API Reference - Telemetry¶
Core Components¶
EventMetrics¶
- class EventMetrics¶
Metrics for a single event execution.
Attributes:
- Parameters:
event_name – Name of the event
task_id – Unique task identifier
start_time – Event start timestamp
end_time – Event end timestamp
status – Execution status (pending/completed/failed)
error – Error message if failed
retry_count – Number of retry attempts
process_id – Process ID executing the event
Methods:
- duration() float¶
Calculate execution duration in seconds.
NetworkMetrics¶
- class NetworkMetrics¶
Metrics for a network operation.
Attributes:
- Parameters:
task_id – Unique task identifier
host – Remote host address
port – Remote port number
start_time – Operation start timestamp
end_time – Operation end timestamp
bytes_sent – Number of bytes sent
bytes_received – Number of bytes received
error – Error message if failed
operation – Operation type identifier
Methods:
- latency() float¶
Calculate operation latency in seconds.
Telemetry Collection¶
TelemetryLogger¶
- class TelemetryLogger¶
Thread-safe telemetry logger for event pipeline monitoring.
Methods:
- start_event(event_name: str, task_id: str, process_id: int | None = None)¶
Record the start of an event execution.
- end_event(task_id: str, error: str | None = None)¶
Record the end of an event execution.
- record_retry(task_id: str)¶
Record a retry attempt for an event.
- get_metrics(task_id: str) EventMetrics | None¶
Get metrics for a specific task.
NetworkTelemetry¶
- class NetworkTelemetry¶
Thread-safe telemetry for network operations.
Methods:
- start_operation(task_id: str, host: str, port: int, operation: str = 'remote_call')¶
Record the start of a network operation.
- end_operation(task_id: str, bytes_sent: int = 0, bytes_received: int = 0, error: str | None = None)¶
Record the end of a network operation.
- get_metrics(task_id: str) NetworkMetrics | None¶
Get metrics for a specific operation.
- get_failed_operations() Dict[str, NetworkMetrics]¶
Get metrics for all failed operations.
- get_slow_operations(threshold_seconds: float = 1.0) Dict[str, NetworkMetrics]¶
Get metrics for operations that took longer than threshold.
Metrics Publishing¶
MetricsPublisher¶
- class MetricsPublisher¶
Base interface for metrics publishing adapters.
Methods:
- publish_event_metrics(metrics: EventMetrics)¶
Publish event metrics to the backend system.

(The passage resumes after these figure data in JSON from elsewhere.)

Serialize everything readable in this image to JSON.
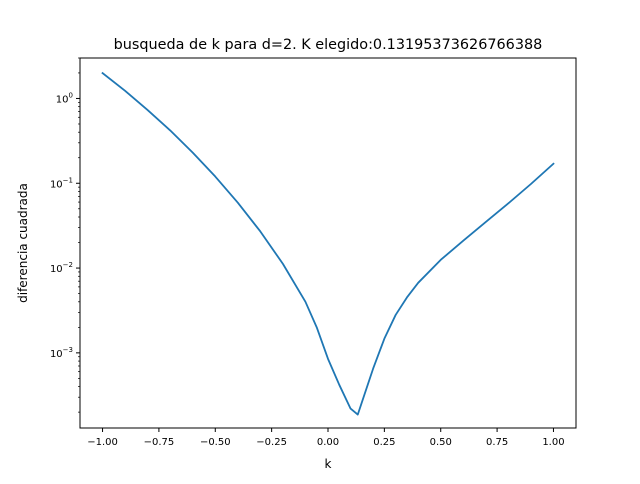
{
  "chart_data": {
    "type": "line",
    "title": "busqueda de k para d=2. K elegido:0.13195373626766388",
    "xlabel": "k",
    "ylabel": "diferencia cuadrada",
    "xscale": "linear",
    "yscale": "log",
    "xlim": [
      -1.1,
      1.1
    ],
    "ylim": [
      0.00013,
      3.0
    ],
    "grid": false,
    "xticks": [
      {
        "value": -1.0,
        "label": "−1.00"
      },
      {
        "value": -0.75,
        "label": "−0.75"
      },
      {
        "value": -0.5,
        "label": "−0.50"
      },
      {
        "value": -0.25,
        "label": "−0.25"
      },
      {
        "value": 0.0,
        "label": "0.00"
      },
      {
        "value": 0.25,
        "label": "0.25"
      },
      {
        "value": 0.5,
        "label": "0.50"
      },
      {
        "value": 0.75,
        "label": "0.75"
      },
      {
        "value": 1.0,
        "label": "1.00"
      }
    ],
    "yticks": [
      {
        "value": 0.001,
        "base": "10",
        "exp": "−3"
      },
      {
        "value": 0.01,
        "base": "10",
        "exp": "−2"
      },
      {
        "value": 0.1,
        "base": "10",
        "exp": "−1"
      },
      {
        "value": 1,
        "base": "10",
        "exp": "0"
      }
    ],
    "series": [
      {
        "color": "#1f77b4",
        "points": [
          [
            -1.0,
            1.99
          ],
          [
            -0.9,
            1.23
          ],
          [
            -0.8,
            0.73
          ],
          [
            -0.7,
            0.42
          ],
          [
            -0.6,
            0.23
          ],
          [
            -0.5,
            0.12
          ],
          [
            -0.4,
            0.059
          ],
          [
            -0.3,
            0.027
          ],
          [
            -0.2,
            0.0112
          ],
          [
            -0.1,
            0.004
          ],
          [
            -0.05,
            0.002
          ],
          [
            0.0,
            0.00085
          ],
          [
            0.05,
            0.00042
          ],
          [
            0.1,
            0.00022
          ],
          [
            0.132,
            0.000187
          ],
          [
            0.15,
            0.00026
          ],
          [
            0.2,
            0.00065
          ],
          [
            0.25,
            0.00147
          ],
          [
            0.3,
            0.0028
          ],
          [
            0.35,
            0.0045
          ],
          [
            0.4,
            0.0067
          ],
          [
            0.5,
            0.0125
          ],
          [
            0.6,
            0.021
          ],
          [
            0.7,
            0.035
          ],
          [
            0.8,
            0.058
          ],
          [
            0.9,
            0.098
          ],
          [
            1.0,
            0.17
          ]
        ]
      }
    ]
  }
}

- publish_network_metrics(metrics: dict)¶
Publish network metrics to the backend system.
ElasticsearchPublisher¶
- class ElasticsearchPublisher¶
Publishes metrics to Elasticsearch.
Parameters:
- Parameters:
hosts – List of Elasticsearch hosts
index_prefix – Prefix for metrics indices
**kwargs –
Additional Elasticsearch client options
PrometheusPublisher¶
- class PrometheusPublisher¶
Exposes metrics for Prometheus scraping.
Parameters:
- Parameters:
port – Port to expose metrics on
addr – Interface address to bind to
registry – Custom Prometheus registry
GrafanaCloudPublisher¶
- class GrafanaCloudPublisher¶
Publishes metrics to Grafana Cloud.
Parameters:
- Parameters:
api_key – Grafana Cloud API key
org_slug – Organization identifier
endpoint – Custom API endpoint
CompositePublisher¶
- class CompositePublisher¶
Publishes metrics to multiple backends simultaneously.
Parameters:
- Parameters:
publishers – List of MetricsPublisher instances
Utility Functions¶
- monitor_events(publishers: List[MetricsPublisher] | None = None)¶
Start monitoring pipeline events and collecting metrics.
- get_metrics() str¶
Get all collected metrics as JSON string.
- get_failed_events() list¶
Get metrics for all failed events.
- get_slow_events(threshold_seconds: float = 1.0) List[Dict[str, Any]]¶
Get metrics for events that took longer than threshold.
- get_retry_stats() Dict[str, Any]¶
Get retry statistics.
- get_failed_network_ops() Dict[str, Any]¶
Get metrics for failed network operations.
- get_slow_network_ops(threshold_seconds: float = 1.0) Dict[str, Any]¶
Get metrics for slow network operations.